Another soldier waiting for the convoy to move, Specialist John Garcia, said he was ordered to take the flag off his Humvee for security reasons. "They said it was because we would be an easy target," Garcia said. "It got me real upset. I had just bought that flag."
The no-flags order was passed along to the 101st Airborne Division by its commander, Major General David Petraeus, who said that the decision had been made by his superiors. "It's the right thing to do," said General Petraeus, as a way of underscoring the American commitment to regime change for security and human rights, and not to seizing the country.
Spokesmen for the U.S. Central Command in Qatar said they were unable to provide information about the order.
The question of flag-flying provoked a small debate among artillery soldiers waiting to leave camp Wednesday.
Garcia said he was angry that he had been ordered to take down his flag, and that so few countries were supporting the United States and Britain in the military campaign.
"When they're in trouble, they don't call Russia, China, France, Turkey; they call 911, the United States," he said. "That's why I put my flag on my Humvee."
Another soldier, Specialist Robert Bratton, asked: "You can't blame them. You got a lot of Americans back in the States against it."

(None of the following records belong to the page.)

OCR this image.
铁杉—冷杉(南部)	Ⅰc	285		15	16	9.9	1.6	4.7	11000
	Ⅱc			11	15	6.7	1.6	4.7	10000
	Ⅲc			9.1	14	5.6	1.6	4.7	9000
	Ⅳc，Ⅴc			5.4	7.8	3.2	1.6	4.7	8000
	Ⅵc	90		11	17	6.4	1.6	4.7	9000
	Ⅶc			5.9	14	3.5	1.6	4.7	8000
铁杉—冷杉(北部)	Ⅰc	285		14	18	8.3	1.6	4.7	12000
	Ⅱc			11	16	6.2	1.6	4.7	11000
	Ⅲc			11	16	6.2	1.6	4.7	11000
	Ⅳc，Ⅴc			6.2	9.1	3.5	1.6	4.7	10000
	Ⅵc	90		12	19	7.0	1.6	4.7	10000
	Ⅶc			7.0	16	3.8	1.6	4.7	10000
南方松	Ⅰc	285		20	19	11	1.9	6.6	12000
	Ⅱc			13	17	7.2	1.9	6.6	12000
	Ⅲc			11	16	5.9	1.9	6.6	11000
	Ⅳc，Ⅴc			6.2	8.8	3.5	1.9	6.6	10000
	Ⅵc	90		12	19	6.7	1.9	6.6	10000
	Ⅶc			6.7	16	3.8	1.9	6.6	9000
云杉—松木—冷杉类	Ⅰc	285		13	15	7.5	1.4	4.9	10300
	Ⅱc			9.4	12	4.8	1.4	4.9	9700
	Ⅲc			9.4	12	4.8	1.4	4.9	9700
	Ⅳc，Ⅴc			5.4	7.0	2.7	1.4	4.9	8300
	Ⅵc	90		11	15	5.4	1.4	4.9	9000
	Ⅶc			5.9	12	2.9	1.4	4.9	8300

A sergeant, Elmer Smith, said the United States was seen as interfering in the affairs of too many countries. "The U.S. meddles," he said.
Bratton asked: "What's the reason we're fighting?"
Garcia answered, "I think Saddam Hussein got them weapons."
Bratton shook his head.
"I think it's oil," he said.
Smith offered his theory. "I think it's revenge for his father," he said.
Preparing for night work Combat pilots and others on the aircraft carrier Theodore Roosevelt were ordered to sleep through the day Wednesday so they could work through the night, The Associated Press reported.
Those on the Harry S. Truman remained on day duty, thus providing round-the-clock combat capability.